Some notes on Warren has a couple notes about stuff in Warren’s book Hacker’s Delight. The sign extension bit probably deserves more attention; it seems like someone on #lisp asks how they can sign-extend unsigned integers at least once a month.

Two variations on old themes has some stuff on Linux’s ticket spinaphores, and is the beginning of my looking into Robin Hood hashing with linear probing for cache-friendly hash tables.

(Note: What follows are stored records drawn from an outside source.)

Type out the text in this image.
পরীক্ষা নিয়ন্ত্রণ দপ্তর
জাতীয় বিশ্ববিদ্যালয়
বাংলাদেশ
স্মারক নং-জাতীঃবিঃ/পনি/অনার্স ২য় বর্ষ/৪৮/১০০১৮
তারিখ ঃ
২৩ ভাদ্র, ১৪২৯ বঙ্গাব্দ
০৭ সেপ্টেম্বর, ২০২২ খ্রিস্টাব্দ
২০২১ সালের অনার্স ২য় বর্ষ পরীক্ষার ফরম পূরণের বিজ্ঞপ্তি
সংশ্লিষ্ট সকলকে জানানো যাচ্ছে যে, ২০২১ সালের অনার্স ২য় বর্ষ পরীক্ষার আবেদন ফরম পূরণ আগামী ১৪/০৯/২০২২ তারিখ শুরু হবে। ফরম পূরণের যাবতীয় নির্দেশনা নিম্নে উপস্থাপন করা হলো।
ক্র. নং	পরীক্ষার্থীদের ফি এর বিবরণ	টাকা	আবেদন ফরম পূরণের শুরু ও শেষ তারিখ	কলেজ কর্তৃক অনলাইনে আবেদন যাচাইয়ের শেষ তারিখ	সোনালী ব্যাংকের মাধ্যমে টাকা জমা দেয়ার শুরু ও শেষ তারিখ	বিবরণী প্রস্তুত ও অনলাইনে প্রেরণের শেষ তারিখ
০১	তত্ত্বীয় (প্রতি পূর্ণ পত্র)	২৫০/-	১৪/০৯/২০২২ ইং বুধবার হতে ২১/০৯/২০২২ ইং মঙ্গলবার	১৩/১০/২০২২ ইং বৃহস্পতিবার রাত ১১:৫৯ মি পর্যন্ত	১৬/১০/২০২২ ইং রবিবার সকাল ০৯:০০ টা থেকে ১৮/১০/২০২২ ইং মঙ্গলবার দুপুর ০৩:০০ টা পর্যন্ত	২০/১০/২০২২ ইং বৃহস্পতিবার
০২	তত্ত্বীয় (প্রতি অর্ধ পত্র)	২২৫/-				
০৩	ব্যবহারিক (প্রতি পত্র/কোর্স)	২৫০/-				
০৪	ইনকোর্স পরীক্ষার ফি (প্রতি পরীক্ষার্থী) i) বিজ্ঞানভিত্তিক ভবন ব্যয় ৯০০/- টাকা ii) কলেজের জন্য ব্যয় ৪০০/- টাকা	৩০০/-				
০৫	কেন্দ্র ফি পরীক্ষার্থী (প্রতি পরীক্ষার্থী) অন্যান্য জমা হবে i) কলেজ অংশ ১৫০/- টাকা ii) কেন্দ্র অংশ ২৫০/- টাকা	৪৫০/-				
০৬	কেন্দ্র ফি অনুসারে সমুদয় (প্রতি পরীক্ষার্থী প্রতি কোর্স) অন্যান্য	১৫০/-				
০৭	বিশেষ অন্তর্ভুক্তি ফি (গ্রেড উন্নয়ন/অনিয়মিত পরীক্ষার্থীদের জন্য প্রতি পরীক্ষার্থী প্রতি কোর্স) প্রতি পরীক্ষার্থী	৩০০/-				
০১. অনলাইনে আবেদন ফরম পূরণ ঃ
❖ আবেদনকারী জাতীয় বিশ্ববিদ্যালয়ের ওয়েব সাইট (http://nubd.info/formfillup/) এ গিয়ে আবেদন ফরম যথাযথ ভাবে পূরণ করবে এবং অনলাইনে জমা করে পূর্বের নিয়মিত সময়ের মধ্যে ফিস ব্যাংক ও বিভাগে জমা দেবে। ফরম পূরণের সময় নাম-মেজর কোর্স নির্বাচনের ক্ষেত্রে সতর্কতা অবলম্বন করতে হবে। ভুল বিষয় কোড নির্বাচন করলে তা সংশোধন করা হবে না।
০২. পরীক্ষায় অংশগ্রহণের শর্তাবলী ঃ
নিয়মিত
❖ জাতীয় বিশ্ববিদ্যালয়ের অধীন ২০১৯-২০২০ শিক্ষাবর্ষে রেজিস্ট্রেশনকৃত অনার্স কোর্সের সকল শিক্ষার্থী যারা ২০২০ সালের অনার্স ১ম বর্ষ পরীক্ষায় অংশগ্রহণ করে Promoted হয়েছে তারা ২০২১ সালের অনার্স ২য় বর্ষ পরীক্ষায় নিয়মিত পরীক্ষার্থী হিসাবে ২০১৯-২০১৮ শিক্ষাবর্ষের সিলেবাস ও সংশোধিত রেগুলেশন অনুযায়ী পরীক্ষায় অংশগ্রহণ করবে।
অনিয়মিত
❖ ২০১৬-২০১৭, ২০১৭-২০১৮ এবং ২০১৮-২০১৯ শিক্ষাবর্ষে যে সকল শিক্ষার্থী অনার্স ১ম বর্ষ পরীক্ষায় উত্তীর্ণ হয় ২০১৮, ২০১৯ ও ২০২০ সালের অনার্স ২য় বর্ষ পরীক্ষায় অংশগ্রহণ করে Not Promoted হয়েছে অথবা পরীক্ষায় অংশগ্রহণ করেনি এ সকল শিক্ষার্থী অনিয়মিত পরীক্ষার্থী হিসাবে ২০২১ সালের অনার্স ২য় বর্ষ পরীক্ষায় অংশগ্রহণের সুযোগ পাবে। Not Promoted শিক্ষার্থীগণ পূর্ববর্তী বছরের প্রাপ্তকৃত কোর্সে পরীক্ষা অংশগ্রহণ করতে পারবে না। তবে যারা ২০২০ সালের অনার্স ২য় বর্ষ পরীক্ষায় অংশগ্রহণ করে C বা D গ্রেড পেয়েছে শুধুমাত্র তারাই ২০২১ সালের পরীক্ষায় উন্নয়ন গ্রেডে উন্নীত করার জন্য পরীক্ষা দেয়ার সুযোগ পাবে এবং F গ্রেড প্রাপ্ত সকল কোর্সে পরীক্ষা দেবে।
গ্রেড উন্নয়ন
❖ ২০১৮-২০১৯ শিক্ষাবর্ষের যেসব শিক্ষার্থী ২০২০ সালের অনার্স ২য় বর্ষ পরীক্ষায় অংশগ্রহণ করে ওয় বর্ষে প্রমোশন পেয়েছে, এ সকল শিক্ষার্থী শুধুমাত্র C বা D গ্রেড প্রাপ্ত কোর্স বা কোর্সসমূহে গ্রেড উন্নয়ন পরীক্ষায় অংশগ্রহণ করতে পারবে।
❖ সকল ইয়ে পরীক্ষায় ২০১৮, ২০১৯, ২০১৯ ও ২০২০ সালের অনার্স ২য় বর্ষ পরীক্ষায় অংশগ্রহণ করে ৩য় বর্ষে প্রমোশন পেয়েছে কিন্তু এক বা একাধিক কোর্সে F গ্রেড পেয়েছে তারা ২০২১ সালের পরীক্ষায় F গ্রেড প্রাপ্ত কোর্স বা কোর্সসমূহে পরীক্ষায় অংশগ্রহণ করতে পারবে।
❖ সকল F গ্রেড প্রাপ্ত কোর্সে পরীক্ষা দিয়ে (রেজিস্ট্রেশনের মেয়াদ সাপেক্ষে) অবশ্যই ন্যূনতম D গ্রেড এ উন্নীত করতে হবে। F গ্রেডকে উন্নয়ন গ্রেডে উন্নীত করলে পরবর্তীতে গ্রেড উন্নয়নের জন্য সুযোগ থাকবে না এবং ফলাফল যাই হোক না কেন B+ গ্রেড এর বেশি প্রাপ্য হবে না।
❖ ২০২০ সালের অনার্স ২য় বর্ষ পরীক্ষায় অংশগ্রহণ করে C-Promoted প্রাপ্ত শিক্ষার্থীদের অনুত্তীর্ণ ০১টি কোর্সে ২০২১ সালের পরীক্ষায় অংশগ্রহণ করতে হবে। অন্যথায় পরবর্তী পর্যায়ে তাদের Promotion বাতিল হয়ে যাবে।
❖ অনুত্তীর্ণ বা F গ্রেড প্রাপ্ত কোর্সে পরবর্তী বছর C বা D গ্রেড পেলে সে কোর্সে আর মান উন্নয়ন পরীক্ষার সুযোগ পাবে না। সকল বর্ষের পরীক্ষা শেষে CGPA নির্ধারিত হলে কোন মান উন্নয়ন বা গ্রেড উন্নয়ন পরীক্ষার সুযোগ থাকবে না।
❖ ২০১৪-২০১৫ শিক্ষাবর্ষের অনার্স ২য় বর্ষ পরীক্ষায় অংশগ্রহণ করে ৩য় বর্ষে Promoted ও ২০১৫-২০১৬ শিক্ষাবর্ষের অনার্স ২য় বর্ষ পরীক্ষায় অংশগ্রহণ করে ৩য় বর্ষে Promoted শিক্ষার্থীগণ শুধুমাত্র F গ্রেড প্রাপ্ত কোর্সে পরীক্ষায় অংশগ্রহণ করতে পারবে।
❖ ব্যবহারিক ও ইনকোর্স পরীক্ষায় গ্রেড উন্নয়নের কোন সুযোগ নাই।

Interlude: Numerical experiments in hashing covers a first stab at designing a hash table that exploits cache memory. 2-left hashing looks interesting, but its performance was worse than expected, for various reasons, mostly related to the fact that caches can be surprisingly complicated. Two years later, More numerical experiments in hashing: a conclusion revisits the question, and settles on Robin Hood hashing with linear probing. It’s a tiny tweak to normal open addressing (insertions can bump previously-inserted items farther from their insertion point), but it suffices to greatly improve the worst and average probing length, while preserving the nice practical characteristics of linear probing. I’ve also started some work on implementing SBCL’s hash table this way, but there are practical issues with weak hash functions, GC and mutations.

Miscellaneous stuff

In Specify absolute deadlines, not relative timeouts and the sequel, I argue that we should have interfaces that allow users to specify an absolute timeout, with respect to a monotonic clock. Timeouts are convenient, but don’t compose well: how do we implement a timeout version of an operation that sequences two calls to functions that only offer timeouts as well? Any solution will be full of race conditions. PHK disagrees; I’m not sure if all of his complaints can be addressed by using a monotonic clock.

Finally, Space-complexity of SSA in practices has some early thoughts on how Static single assignment scales for typical functional programs. It’s fairly clear that many compilers for functional languages have inefficient (wrt to compiler performance) internal representations; however, it’s not as clear that the industry standard, SSA, would fare much better.